In yesterday's post, I referred to Mitch McConnell's attempt to return to the "repeal-and-delay" strategy as an attempt to sell a dead parrot, like Michael Palin in Monty Python. Let's just watch that whole sketch, shall we?
Today, we are all an exasperated John Cleese as Donald Trump tries to tell us that repeal-and-replace isn't dead, it's just sleeping, has lovely plumage, etc.
Yesterday's meeting was just surreal, but rather than comment on the meeting itself, I'll comment on the political science implications.

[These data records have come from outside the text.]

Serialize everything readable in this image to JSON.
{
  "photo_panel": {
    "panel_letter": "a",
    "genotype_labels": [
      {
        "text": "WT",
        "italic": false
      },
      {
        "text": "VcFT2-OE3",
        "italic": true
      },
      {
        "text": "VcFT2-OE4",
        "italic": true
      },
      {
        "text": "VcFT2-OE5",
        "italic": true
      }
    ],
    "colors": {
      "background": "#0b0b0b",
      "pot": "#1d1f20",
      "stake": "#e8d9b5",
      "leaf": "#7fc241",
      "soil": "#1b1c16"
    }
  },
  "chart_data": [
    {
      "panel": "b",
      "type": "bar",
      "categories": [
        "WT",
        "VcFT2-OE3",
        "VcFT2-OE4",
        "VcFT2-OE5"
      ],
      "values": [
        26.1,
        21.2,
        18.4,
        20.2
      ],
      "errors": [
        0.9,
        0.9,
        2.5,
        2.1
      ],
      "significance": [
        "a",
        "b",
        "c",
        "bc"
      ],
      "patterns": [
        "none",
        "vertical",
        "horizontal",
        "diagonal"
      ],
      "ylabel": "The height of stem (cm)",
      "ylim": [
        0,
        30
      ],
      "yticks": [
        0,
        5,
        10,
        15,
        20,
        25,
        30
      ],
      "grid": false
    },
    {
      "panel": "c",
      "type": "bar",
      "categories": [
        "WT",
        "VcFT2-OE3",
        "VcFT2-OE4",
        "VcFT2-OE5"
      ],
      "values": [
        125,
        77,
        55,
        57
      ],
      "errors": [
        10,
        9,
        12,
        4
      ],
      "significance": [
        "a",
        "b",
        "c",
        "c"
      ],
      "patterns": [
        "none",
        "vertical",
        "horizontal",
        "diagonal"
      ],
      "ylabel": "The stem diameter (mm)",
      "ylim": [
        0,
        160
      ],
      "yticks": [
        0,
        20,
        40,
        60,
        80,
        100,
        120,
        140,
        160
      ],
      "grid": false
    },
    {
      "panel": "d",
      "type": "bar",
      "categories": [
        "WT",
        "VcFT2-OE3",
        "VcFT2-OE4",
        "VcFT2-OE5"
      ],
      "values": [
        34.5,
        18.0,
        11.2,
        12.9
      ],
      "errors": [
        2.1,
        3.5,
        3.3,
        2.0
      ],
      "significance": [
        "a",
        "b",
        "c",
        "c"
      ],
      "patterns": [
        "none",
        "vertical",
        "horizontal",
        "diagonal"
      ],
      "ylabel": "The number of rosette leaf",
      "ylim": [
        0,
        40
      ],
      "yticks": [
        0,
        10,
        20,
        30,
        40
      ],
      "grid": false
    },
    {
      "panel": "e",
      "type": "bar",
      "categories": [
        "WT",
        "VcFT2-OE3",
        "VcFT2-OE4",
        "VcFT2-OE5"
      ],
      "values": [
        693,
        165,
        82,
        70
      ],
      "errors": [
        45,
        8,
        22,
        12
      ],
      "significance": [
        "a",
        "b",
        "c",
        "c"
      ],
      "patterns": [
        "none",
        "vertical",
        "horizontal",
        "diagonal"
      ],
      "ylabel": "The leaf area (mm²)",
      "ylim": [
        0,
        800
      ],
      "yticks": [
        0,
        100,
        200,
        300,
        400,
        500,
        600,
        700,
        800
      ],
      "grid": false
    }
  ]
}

Presidents have few legislative powers. They have the veto, but mostly they have the informal power to set the agenda broadly. When presidents talk about an issue, that is the issue that Congress addresses, generally. See, for example, the work of George Edwards (I often assign a nice little piece he did with Andrew Barrett in an edited volume called Polarized Politics). If a president tries to get Congress to focus on a set of issues, those are the issues that Congress will address, all other things being equal, particularly if the president's party controls Congress. That doesn't mean Congress will pass anything-- it just means that is how they will focus.
So, a couple of things to consider. First, can Trump focus? The man is not known for his ability to focus. After all, he flips back and forth from day to day on whether he is going to keep working on healthcare or try to sabotage it. That's not a good way to motivate Congress... What do we expect? This is Trump-- the most incompetent person ever to occupy the Oval Office. Second, given that Republicans' healthcare efforts are a dead parrot, what do they sacrifice by continuing to focus on healthcare rather than, say, taxes, as Paul Ryan says the House will now start to address? Keep in mind, the chances of true tax reform are zero, but they can get tax cuts done. I'll come back to that, but this is important, given time constraints. It is July. The midterm election is in 16 months. The clock is ticking. Finally, even if Trump tries to get Congress to keep working on healthcare because he is embarrassed about losing, will they abide, or shut him down, further embarrassing him? Some in the Senate clearly see what is going on, but the fact that McConnell dredged back up the repeal-and-delay idea shows that there's some serious brain atrophy in the party.
Anyway, those are just some questions to keep in mind.